Schindler: Life over money
Schindler’s List is a 1993 movie biographical drama directed by Steven Spielberg. Based on a true story, the movie is about a Nazi businessman who saved more than a thousand Jews during the World War II.
The movie focused on what happened during the beginning of World War II in Krakow Ghetto, which is a German-initiated relocation of Polish Jews. Oskar Schindler, a Nazi businessman who saw an opportunity to gain money with the holocaust, started running a factory. He hired the Jews thinking that their rates are cheaper. However in 1942, all of the Jew workers were assigned to a concentration camp lead by an alcoholic commandant, Amon Goeth. He is always seen shooting people from his balcony. The film showed how the Nazis brutally treated the Jews: killing them whenever they commit mistakes, burning them on a train, they even killed women and children. Because of this, Schindler decided that instead of gaining more income, he helped the Jews by hiring all of them in exchange of all his money and jewelry. Schindler lost almost his entire fortune but saved 1,100 lives.

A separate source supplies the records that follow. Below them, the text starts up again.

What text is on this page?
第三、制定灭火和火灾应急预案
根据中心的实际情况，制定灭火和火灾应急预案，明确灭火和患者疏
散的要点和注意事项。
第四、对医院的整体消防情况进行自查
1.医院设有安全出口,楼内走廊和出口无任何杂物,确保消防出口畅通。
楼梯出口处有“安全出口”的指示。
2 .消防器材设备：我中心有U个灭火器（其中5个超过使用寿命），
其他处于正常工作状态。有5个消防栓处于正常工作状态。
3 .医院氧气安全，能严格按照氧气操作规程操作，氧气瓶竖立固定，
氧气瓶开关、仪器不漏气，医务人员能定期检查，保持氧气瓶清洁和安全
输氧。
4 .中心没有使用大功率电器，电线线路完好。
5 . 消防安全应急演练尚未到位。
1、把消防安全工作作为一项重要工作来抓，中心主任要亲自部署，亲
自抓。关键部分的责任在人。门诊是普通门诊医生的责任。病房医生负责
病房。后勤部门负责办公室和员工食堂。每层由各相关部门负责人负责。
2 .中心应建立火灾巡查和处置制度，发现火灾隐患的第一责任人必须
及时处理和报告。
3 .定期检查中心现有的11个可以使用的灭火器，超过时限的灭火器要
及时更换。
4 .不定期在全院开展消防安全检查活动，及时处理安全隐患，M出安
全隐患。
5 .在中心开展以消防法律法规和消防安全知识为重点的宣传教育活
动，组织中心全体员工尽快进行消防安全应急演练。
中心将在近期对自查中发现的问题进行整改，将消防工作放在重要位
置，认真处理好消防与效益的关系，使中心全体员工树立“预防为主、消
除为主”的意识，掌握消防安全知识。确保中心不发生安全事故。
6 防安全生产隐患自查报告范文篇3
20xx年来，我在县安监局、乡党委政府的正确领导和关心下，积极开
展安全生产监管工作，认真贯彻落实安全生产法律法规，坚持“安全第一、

The film being shot mostly in black and white emphasized the setting, which was during the 1940s, The film, through the director’s style, demonstrated contrasts and ironies.
The movie, I my opinion, was both character and plot-driven. The film focused on Schindler’s character and also, focused on the events that happened during the war.
Overall, the movie was great. It was very moving and somehow realistic. It was also not boring.